Concerning***** writers, tout court:
Their egos require too much petting. They live over-strained lives in which far too much humanity is sacrificed to far too little art. I think that’s why I decided years ago that I should never be anything but an amateur. If I had the talent to be first-class, I would still lack the hard core of selfishness which is necessary to exploit that talent to the full. The creative artist seems to be almost the only kind of man that you could never meet on neutral ground. You can only meet him as an artist. He sees nothing objectively because his own ego is always in the foreground of every picture. Even when he is not talking about his art, which is seldom, he is still thinking about it. If he is a writer, he tends to associate only with other writers and with the various parasitic growths which batten on writing. To all these people literature is more or less the central fact of existence. Whereas, to vast numbers of reasonably intelligent people it is an unimportant sideline, a relaxation, an escape, sometimes even a source of inspiration. But they could do without it far more easily than they could do without coffee or whisky.
And, concerning****** the limits (and stretches) of the biographical sketch (“a miracle of overstatement”):
What about my classical profile, my head of wavy brown hair scarcely thinning at the temples, my erect bearing, and smiling Irish eyes and my unfailing courtesy to my social inferiors? What about those early days in the back of a Fifth Street bar, cleaning spittoons with the tail of my shirt, dining off the debris of the free lunch mixed with sawdust. A butt of bullies, a familiar of courtesans, a whipping boy for shamed alcoholics? What about the time I spent under the shadow of Saint Sulpice in that short but intoxicating affair with a demoiselle from Luxembourg—the one that afterwards became known the world over—but no, that is dangerous ground. Even in Luxembourg they have libel laws—in three languages as a matter of fact. And what about the lost six months I spent in the Höllenthal, trying to persuade a funicular railway to run on the level? You fellows leave out so much that happened, and put so much in that didn’t. What about those May mornings outside the Dôme—Garcon, deux Pernods, s'il vous plait, and ask that gentleman with the calvados to tuck his shirt in and stop flicking the muleta in my eyes . . .
* In a letter to James Sandoe dated 14 April 1949.

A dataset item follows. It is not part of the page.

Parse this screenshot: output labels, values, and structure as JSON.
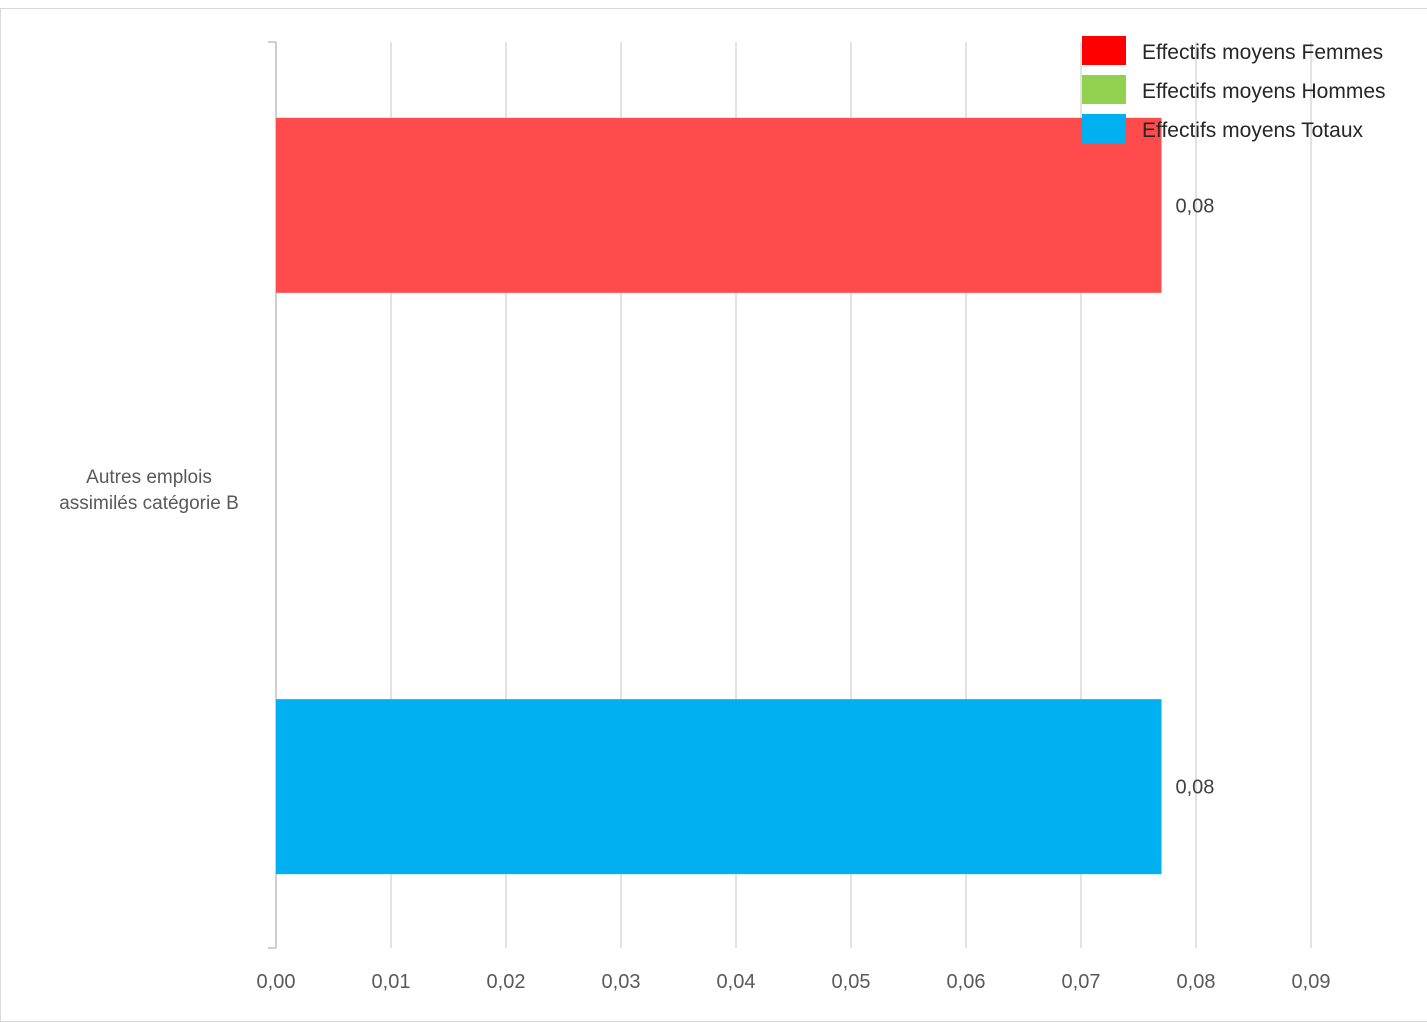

** In a letter to James Sandoe dated 27 December 1951. Chandler’s initially referring to Donald Sutherland’s 1951 Gertrude Stein: A Biography of Her Work (“seemed to me subtle as all hell, a bit over my head, in fact”).

*** In a letter to H. N. Swanson dated 14 March 1953.

**** In a letter to Charles Morton dated 5 July 1951.

***** In a letter to Hamish Hamilton dated 23 June 1950.

****** In a letter to Dale Warren dated 15 January 1950.